Kroger had Morton frozen dinners for 39¢ each, Mann’s Golden Harvest franks for 49¢ a pound, and cantaloupes for a quarter each. Kroger had chicken breasts for 39¢ a pound, Chase & Sanborn coffee for 59¢ a pound, and Sealtest ice cream for 49¢ a half-gallon. A&P had rib steaks for 89¢ a pound, orange juice for 43¢ a half-gallon, and corn for a nickel an ear. Big Apple had pork loins for 69¢ a pound, lettuce for 19¢ a head, and Velveeta for 59¢ a pound. 

The cinematic week began with Hurry Sundown (starring Michael Caine) at the DeSoto Theatre, Taming of the Shrew (starring Elizabeth Taylor) at the First Avenue, and The Dirty Dozen (starring Lee Marvin) at the West Rome Drive-In.

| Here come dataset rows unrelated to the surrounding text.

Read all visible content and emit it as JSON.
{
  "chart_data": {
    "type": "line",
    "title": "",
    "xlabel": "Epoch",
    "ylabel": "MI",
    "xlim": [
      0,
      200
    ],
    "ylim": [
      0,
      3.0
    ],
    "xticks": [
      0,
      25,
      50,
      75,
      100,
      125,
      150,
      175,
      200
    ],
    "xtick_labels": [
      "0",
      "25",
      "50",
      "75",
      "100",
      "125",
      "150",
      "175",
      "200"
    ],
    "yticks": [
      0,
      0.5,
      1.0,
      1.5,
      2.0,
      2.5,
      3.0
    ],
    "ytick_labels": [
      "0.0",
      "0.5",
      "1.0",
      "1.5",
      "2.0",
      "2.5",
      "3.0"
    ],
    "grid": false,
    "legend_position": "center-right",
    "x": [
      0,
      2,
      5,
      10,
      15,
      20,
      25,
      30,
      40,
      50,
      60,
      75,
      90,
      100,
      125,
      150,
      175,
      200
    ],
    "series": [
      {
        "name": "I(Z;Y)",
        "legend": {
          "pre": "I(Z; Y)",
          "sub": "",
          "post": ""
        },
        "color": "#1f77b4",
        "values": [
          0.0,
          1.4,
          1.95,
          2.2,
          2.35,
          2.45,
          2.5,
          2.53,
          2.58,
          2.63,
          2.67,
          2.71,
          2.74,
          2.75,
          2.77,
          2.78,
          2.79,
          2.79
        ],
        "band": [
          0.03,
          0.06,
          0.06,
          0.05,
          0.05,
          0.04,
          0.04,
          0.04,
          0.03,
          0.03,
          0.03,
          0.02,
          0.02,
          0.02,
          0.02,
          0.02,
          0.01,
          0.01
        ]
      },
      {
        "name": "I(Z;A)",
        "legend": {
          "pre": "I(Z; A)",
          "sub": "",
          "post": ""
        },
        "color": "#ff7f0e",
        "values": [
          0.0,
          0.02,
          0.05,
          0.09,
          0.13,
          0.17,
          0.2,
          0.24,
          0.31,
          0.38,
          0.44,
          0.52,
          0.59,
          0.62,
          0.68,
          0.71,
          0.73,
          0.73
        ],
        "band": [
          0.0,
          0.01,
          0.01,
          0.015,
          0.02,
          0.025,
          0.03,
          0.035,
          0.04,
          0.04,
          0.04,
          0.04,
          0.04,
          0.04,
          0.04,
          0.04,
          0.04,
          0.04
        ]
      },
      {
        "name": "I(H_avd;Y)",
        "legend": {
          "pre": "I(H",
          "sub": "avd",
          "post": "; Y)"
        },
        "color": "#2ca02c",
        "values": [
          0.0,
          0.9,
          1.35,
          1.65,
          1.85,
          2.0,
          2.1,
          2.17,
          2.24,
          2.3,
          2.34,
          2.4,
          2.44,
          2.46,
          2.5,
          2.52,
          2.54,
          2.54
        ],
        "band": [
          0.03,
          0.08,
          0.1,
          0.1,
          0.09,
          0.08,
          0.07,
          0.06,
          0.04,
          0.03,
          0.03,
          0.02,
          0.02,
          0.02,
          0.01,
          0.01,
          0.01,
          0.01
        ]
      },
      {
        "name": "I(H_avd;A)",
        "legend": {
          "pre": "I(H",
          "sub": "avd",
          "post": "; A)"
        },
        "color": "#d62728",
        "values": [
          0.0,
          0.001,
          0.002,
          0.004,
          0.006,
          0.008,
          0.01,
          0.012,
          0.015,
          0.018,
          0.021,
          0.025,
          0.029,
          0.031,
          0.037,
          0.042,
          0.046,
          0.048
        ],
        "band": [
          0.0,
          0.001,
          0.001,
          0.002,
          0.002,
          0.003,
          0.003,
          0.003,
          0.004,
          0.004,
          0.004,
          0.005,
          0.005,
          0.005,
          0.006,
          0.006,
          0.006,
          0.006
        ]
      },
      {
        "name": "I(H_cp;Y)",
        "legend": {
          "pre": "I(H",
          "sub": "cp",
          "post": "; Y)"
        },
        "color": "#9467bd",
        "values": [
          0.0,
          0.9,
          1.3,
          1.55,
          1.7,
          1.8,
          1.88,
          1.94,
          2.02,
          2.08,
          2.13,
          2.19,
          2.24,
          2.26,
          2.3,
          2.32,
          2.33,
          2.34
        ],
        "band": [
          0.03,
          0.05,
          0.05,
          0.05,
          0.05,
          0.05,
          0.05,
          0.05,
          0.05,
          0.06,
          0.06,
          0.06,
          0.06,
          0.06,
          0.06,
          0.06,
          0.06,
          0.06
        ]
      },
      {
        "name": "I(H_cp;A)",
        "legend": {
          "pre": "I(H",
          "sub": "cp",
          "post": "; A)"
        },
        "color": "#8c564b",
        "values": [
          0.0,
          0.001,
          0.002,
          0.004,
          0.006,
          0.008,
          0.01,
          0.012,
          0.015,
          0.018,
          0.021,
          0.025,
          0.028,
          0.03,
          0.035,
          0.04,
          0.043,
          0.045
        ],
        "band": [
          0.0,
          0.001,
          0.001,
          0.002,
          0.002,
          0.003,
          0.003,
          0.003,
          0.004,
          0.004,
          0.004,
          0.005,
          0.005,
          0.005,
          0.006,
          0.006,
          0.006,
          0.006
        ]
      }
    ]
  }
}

The midweek switchout brought Walt Disney’s The Gnome-Mobile to the DeSoto Theatre,  The Sound of Music back to the First Avenue (after it played nonstop for several months in 1966, we thought we were finally rid of it!), and Hell’s Angels on Wheels (“for mature adults only”) to the West Rome Drive-In.

The final episode of The Fugitive aired on August 29th, 1967, and it set viewing records for a prime-time dramatic show; it was, in fact, the second-most-watched TV show of the decade, only surpassed by The Ed Sullivan broadcast on February 9th, 1964, that introduced the Beatles to American viewers.

Bobbie Gentry maintained her number one position for a second week with “Ode to Billie Joe.” Other top ten hits included “All You Need Is Love” by the Beatles (#2); “Reflections” by Diana Ross & the Supremes (#3); “Light My Fire” by the Doors (#4); “Baby I Love You” by Aretha Franklin (#5); “Come Back When You Grow Up” by Bobby Vee & the Strangers (#6); “Cold Sweat—Part 1” by James Brown & the Famous Flames (#7); “Pleasant Valley Sunday” by the Monkees (#8); “You’re My Everything” by the Temptations (#9); and “I Was Made to Love Her” by Stevie Wonder (#10). 

It was a great week for eponymous album premieres, with Vanilla Fudge (the first album by the group helmed by Carmine Appice and Time Bogert), Big Brother and the Holding Company (the first album by the group the starred singer Janis Joplin), and Spanky & Our Gang (the debut album by the group best known for “Sunday Will Never Be the Same”) all making their premieres this week in 1967.